叶安安将土狗放回地上,不理它兀自扑腾,上去搂住郑峰的后腰,将头搁在他背上,轻轻摩擦,言语娇糯,带着讨好和撒娇。
「有没有吃午饭?」
叶安安一时聪明,一时糊涂,随便出口的一句讨好言语,竟惹得郑峰当场炸毛。
「你说呢?」
叶安安捂嘴讪笑,「我一时忘了时间,这就去做晚饭。」
郑峰扣住她手腕,强迫她仰头正视他,他细细观察叶安安的眼睛,眼底渐渐有怒气汇聚,「哭了?」
叶安安不想瞒他,也瞒不住他,眼睛往下走,淡淡应了声,「嗯。」
郑峰不再说话,情知自己这样别扭的模样实在让人小瞧。
张莹来闹过多少次,叶安安哪回给过他脸色看,可是刘大海不过是一封信件,两人也再无可能,竟然让他心头火气,如何都压不灭。
他咳了声,心中不忿,又瞧见那只土狗「欢欢」趴在叶安安脚背上撒娇,心中压抑全数发泄出来,大拇指和食指捏住土狗的一只耳朵,将它整只拎起,又远远甩开。

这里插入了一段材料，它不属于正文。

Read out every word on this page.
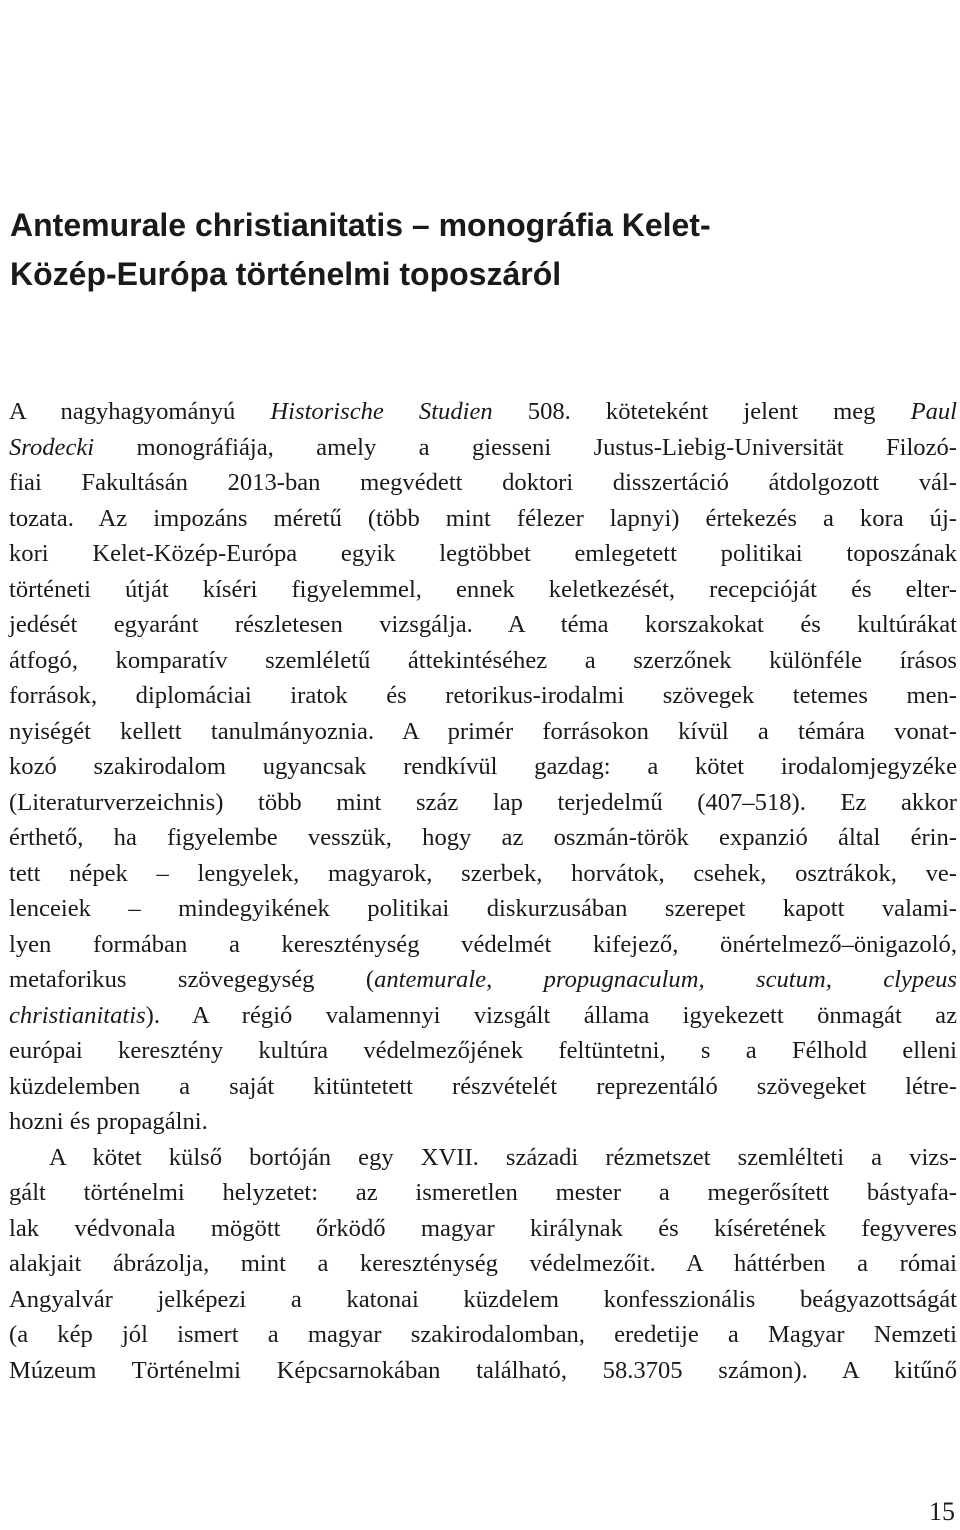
Antemurale christianitatis – monográfia Kelet-
Közép-Európa történelmi toposzáról
A nagyhagyományú Historische Studien 508. köteteként jelent meg Paul
Srodecki monográfiája, amely a giesseni Justus-Liebig-Universität Filozó-
fiai Fakultásán 2013-ban megvédett doktori disszertáció átdolgozott vál-
tozata. Az impozáns méretű (több mint félezer lapnyi) értekezés a kora új-
kori Kelet-Közép-Európa egyik legtöbbet emlegetett politikai toposzának
történeti útját kíséri figyelemmel, ennek keletkezését, recepcióját és elter-
jedését egyaránt részletesen vizsgálja. A téma korszakokat és kultúrákat
átfogó, komparatív szemléletű áttekintéséhez a szerzőnek különféle írásos
források, diplomáciai iratok és retorikus-irodalmi szövegek tetemes men-
nyiségét kellett tanulmányoznia. A primér forrásokon kívül a témára vonat-
kozó szakirodalom ugyancsak rendkívül gazdag: a kötet irodalomjegyzéke
(Literaturverzeichnis) több mint száz lap terjedelmű (407–518). Ez akkor
érthető, ha figyelembe vesszük, hogy az oszmán-török expanzió által érin-
tett népek – lengyelek, magyarok, szerbek, horvátok, csehek, osztrákok, ve-
lenceiek – mindegyikének politikai diskurzusában szerepet kapott valami-
lyen formában a kereszténység védelmét kifejező, önértelmező–önigazoló,
metaforikus szövegegység (antemurale, propugnaculum, scutum, clypeus
christianitatis). A régió valamennyi vizsgált állama igyekezett önmagát az
európai keresztény kultúra védelmezőjének feltüntetni, s a Félhold elleni
küzdelemben a saját kitüntetett részvételét reprezentáló szövegeket létre-
hozni és propagálni.
A kötet külső bortóján egy XVII. századi rézmetszet szemlélteti a vizs-
gált történelmi helyzetet: az ismeretlen mester a megerősített bástyafa-
lak védvonala mögött őrködő magyar királynak és kíséretének fegyveres
alakjait ábrázolja, mint a kereszténység védelmezőit. A háttérben a római
Angyalvár jelképezi a katonai küzdelem konfesszionális beágyazottságát
(a kép jól ismert a magyar szakirodalomban, eredetije a Magyar Nemzeti
Múzeum Történelmi Képcsarnokában található, 58.3705 számon). A kitűnő
15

「欢欢」不过一个月大,哪里懂得看人识眼色,原地打了个滚,便又扑上来。
郑峰好耐心,土狗扑上来,他便将它甩走,再扑再甩,来来回回三次,才叫「欢欢」死心,蹲在地上,委屈地两眼汪汪,呜呜咽咽地沿着墙根趴去墙角,一双眼睛兀自不死心,远远盯着叶安安,一副可怜样。